Но Наташа была занята – самым высоким парнем из нашего класса, к тому же еще и барабанщиком в школьном вокально-инструментальном ансамбле. И хотя на тот момент между ними были какие-то нелады и барабанщик после уроков уходил из школы с другой, из параллельного класса, я все равно не решался открыто, как к «моей Шаганэ», подойти к Наташе. При всей светлости ее внешнего облика, в ней чувствовалась скрытая тень Шираза с его неумолимым законом женской верности к однажды избравшему ее мужчине. И чистота этого чувства уносила Наташу в лунную высь, и только хотелось Есенинским криком кричать ей вслед:

– Шаганэ ты моя, Шаганэ!..


Вот в таком над (или под) любовном треугольнике – Таня, Валя, Наташа – и билось мое неуемное сердце вплоть до новогоднего школьного вечера. Хотя треугольник мог увеличиться и до четырехугольника. В классе еще была Гуля, как мы все ее звали, а ее полное имя было Гульнара. Красавица с темными глазами, нежно-смуглой кожей, с черной косой – при виде ее Есенин уже торчал бы в Ширазе. А я и так оттуда не вылезал – мне хватало одной недоступной, самим Есениным и подаренной.

2

Ожидание любви – основное состояние человека. И даже если ты женат по взаимной любви, ты все равно каждый день ждешь подтверждения вашей взаимности, и это негасимое ожидание и есть огонь твоей жизни.

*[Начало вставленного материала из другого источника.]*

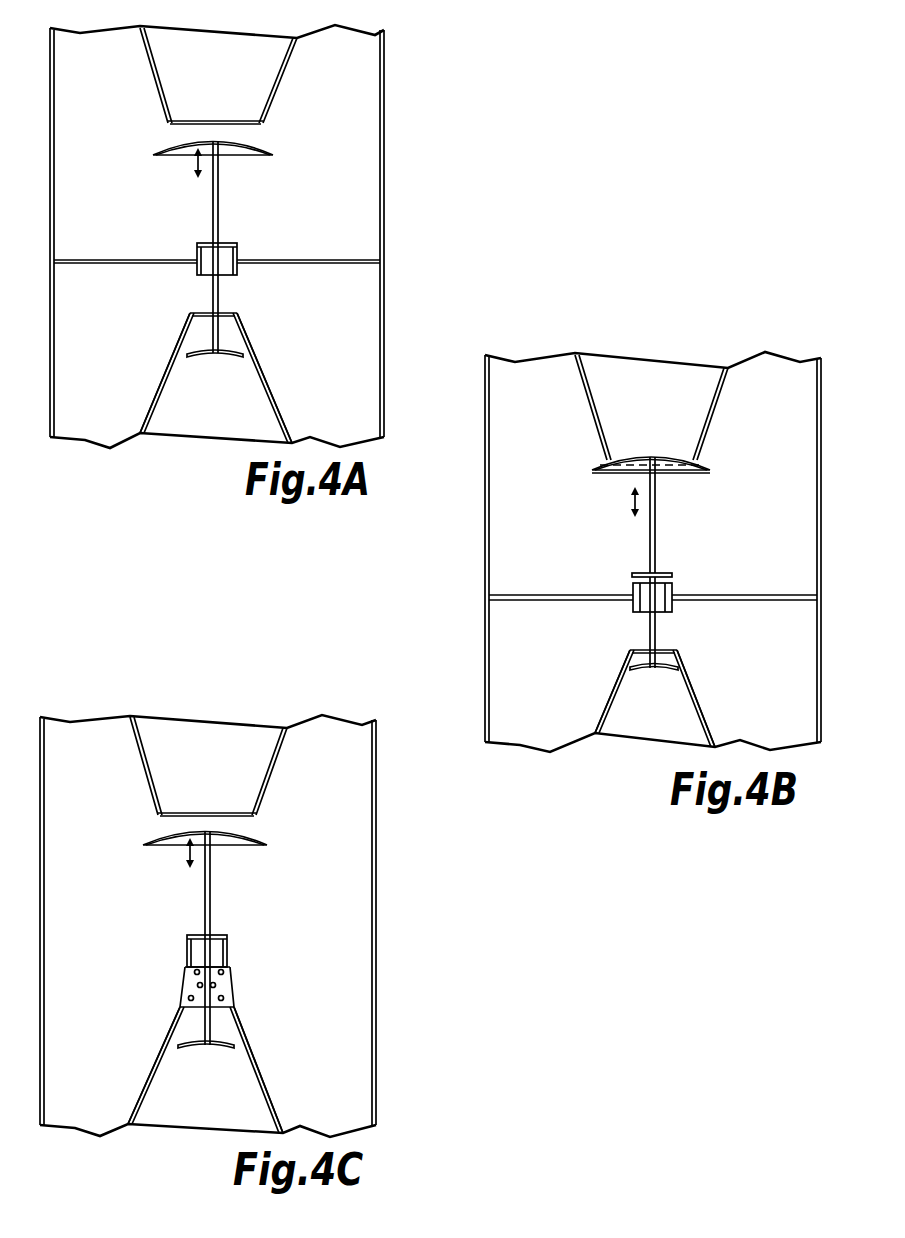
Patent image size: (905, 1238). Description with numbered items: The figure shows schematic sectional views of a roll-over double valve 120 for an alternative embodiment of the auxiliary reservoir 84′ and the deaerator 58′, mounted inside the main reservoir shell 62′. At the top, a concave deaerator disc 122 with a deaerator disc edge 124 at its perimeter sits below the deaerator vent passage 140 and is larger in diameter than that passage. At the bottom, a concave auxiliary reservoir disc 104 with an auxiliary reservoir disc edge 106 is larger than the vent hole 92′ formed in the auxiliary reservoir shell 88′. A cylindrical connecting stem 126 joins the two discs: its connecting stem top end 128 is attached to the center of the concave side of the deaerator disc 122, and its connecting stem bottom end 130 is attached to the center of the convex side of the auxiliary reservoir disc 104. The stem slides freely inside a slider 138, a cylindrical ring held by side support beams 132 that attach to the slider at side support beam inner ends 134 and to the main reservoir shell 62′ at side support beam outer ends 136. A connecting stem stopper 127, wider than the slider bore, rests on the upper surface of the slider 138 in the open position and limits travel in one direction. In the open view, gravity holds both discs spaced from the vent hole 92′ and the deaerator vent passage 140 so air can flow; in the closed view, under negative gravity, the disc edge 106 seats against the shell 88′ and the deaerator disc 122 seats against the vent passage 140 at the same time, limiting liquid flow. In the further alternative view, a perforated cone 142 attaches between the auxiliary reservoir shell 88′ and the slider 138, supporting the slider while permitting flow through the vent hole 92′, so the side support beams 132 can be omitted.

In FIG. 4A, the roll-over double valve 120 is at (455, 128).
In FIG. 4B, the roll-over double valve 120 is at (480, 505).
In FIG. 4C, the roll-over double valve 120 is at (388, 940).
In FIG. 4A, the main reservoir shell 62′ is at (385, 222).
In FIG. 4B, the main reservoir shell 62′ is at (821, 560).
In FIG. 4C, the main reservoir shell 62′ is at (376, 1013).
In FIG. 4A, the deaerator 58′ is at (285, 78).
In FIG. 4B, the deaerator 58′ is at (728, 380).
In FIG. 4C, the deaerator 58′ is at (277, 768).
In FIG. 4A, the deaerator vent passage 140 is at (195, 122).
In FIG. 4B, the deaerator vent passage 140 is at (632, 467).
In FIG. 4C, the deaerator vent passage 140 is at (185, 812).
In FIG. 4A, the deaerator disc 122 is at (272, 152).
In FIG. 4B, the deaerator disc 122 is at (708, 470).
In FIG. 4C, the deaerator disc 122 is at (262, 842).
In FIG. 4A, the deaerator disc edge 124 is at (275, 156).
In FIG. 4B, the deaerator disc edge 124 is at (710, 472).
In FIG. 4C, the deaerator disc edge 124 is at (265, 846).
In FIG. 4A, the connecting stem top end 128 is at (220, 145).
In FIG. 4B, the connecting stem top end 128 is at (658, 460).
In FIG. 4C, the connecting stem top end 128 is at (210, 835).
In FIG. 4A, the connecting stem 126 is at (212, 218).
In FIG. 4B, the connecting stem 126 is at (650, 542).
In FIG. 4C, the connecting stem 126 is at (204, 908).
In FIG. 4A, the connecting stem stopper 127 is at (222, 243).
In FIG. 4B, the connecting stem stopper 127 is at (666, 573).
In FIG. 4C, the connecting stem stopper 127 is at (212, 935).
In FIG. 4A, the side support beam inner ends 134 is at (197, 250).
In FIG. 4B, the side support beam inner ends 134 is at (633, 590).
In FIG. 4A, the slider 138 is at (197, 272).
In FIG. 4B, the slider 138 is at (633, 603).
In FIG. 4C, the slider 138 is at (187, 955).
In FIG. 4A, the side support beam outer ends 136 is at (54, 258).
In FIG. 4B, the side support beam outer ends 136 is at (489, 593).
In FIG. 4A, the side support beams 132 is at (100, 265).
In FIG. 4B, the side support beams 132 is at (537, 602).
In FIG. 4A, the vent hole 92′ is at (195, 312).
In FIG. 4B, the vent hole 92′ is at (645, 648).
In FIG. 4C, the vent hole 92′ is at (188, 990).
In FIG. 4A, the auxiliary reservoir 84′ is at (283, 400).
In FIG. 4B, the auxiliary reservoir 84′ is at (708, 710).
In FIG. 4C, the auxiliary reservoir 84′ is at (272, 1088).
In FIG. 4A, the auxiliary reservoir disc edge 106 is at (190, 352).
In FIG. 4B, the auxiliary reservoir disc edge 106 is at (633, 670).
In FIG. 4C, the auxiliary reservoir disc edge 106 is at (178, 1045).
In FIG. 4A, the auxiliary reservoir shell 88′ is at (292, 423).
In FIG. 4B, the auxiliary reservoir shell 88′ is at (717, 735).
In FIG. 4C, the auxiliary reservoir shell 88′ is at (284, 1116).
In FIG. 4A, the connecting stem bottom end 130 is at (222, 348).
In FIG. 4B, the connecting stem bottom end 130 is at (660, 662).
In FIG. 4C, the connecting stem bottom end 130 is at (215, 1040).
In FIG. 4A, the auxiliary reservoir disc 104 is at (195, 360).
In FIG. 4B, the auxiliary reservoir disc 104 is at (645, 672).
In FIG. 4C, the auxiliary reservoir disc 104 is at (186, 1048).
In FIG. 4C, the perforated cone 142 is at (228, 993).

А если ты в выпускном классе, да еще накануне Нового года, то ты уже и не знаешь, куда деваться от ожогов ожидания. Но вот наконец в спортзале вспыхивает огнями надежды огромная елка и под живой аккомпанемент родного вокально-инструментального ансамбля начинается чудо, когда надо действовать, а не рассуждать, ведь чудо все равно не объяснить…

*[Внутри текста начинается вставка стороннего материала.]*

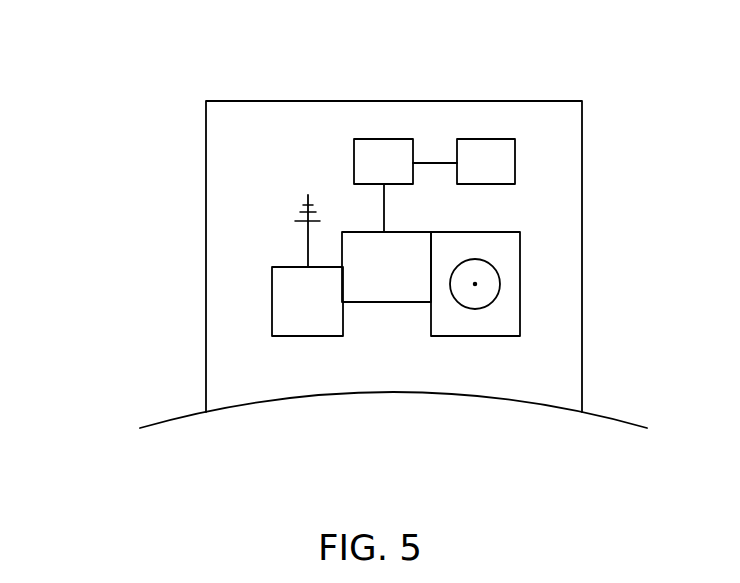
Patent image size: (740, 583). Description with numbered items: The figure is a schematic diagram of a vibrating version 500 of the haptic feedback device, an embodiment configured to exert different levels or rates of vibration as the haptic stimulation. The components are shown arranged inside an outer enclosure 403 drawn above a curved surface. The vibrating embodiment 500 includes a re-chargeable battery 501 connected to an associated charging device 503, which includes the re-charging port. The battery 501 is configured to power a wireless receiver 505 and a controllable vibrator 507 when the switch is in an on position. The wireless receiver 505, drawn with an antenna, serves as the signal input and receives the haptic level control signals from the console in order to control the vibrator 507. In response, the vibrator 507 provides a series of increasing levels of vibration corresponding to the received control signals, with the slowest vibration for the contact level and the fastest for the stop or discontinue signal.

The vibrating version of the haptic feedback device 500 is at (152, 68).
The housing 403 is at (206, 155).
The re-chargeable battery 501 is at (383, 139).
The charging device 503 is at (487, 139).
The wireless receiver 505 is at (272, 302).
The controllable vibrator 507 is at (520, 263).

Я увидел Таню среди подруг – она смотрела на меня так, как никогда не смотрела, так, как будто только и ждала, когда я увижу ее: она смотрела так, точно возвращала мне украденное ею золото, что жгло ей руки, сердце, душу, и она уже не знала, куда деваться от ожогов, – но вот он, то есть я, спаситель, явился… И я, как зачарованный, подошел и предложил ей пойти потанцевать, ничуть не сомневаясь, что она пойдет. И она, сама зачарованная, пошла, и в танце прижалась ко мне, точнёхонько ожог к ожогу, как мне могло только лишь грезиться в чистом пламени ожидания. Я онемел; молчала и она, словно извиняясь за свое нечаянное волшебство. И я, уже ничего не соображая, путался в дурманящей густоте ее волос и тыкался слипшимися губами в ее оголенную шею, точно глупый цыпленок, что не знает, как склевать свое первое золотое зернышко.

Но, как бы мы не молчали, всем, кто видел нас, было и так очевидно золото наших c Таней отношений. Я понял это на следующий день, вечером тридцать первого декабря, когда у меня дома, не сговариваясь, собралась половина класса встречать Новый год, хотя я никому не говорил, что родители уехали. И Валя пришла.

А голова моя еще до появления одноклассников и без того уже шла кругом. Я мечтал провести эту ночь только с Таней. Но она раньше всех, первой выкинула новогодний фокус, и ассистировали ей две ее самых верных подружки: Таня зачем-то выпила вина, и не где-нибудь, а у одной из этих подружек, моей одноклассницы, что жила в одном со мной подъезде, только этажом ниже. Вино было домашнее, пилось, как сладкая вода. А когда Тане стало плохо, ее подняли ко мне, как будто подружки знали, что я превращаю не только воду в вино, но и наоборот.

– Я люблю тебя! – точно прощаясь, молвила моя рыбка со дна бокала, лишь только увидела меня.

Подружки в ужасе распахнули глаза, точно с их кумира посыпалось все золото. Я сам растерялся, не зная, то ли собирать золото, то ли спасать рыбку? Но, похоже, подружкам было не до золота – они повели Таню в ванную, ближе к воде. А когда она еще поспала часа два в родительской спальне, то глазки ее заблестели по-прежнему, как будто она не просто вышла сухой из воды, а не винной из вина. И только подружки да я знали, из пены чьих усилий вышла наша Афродита.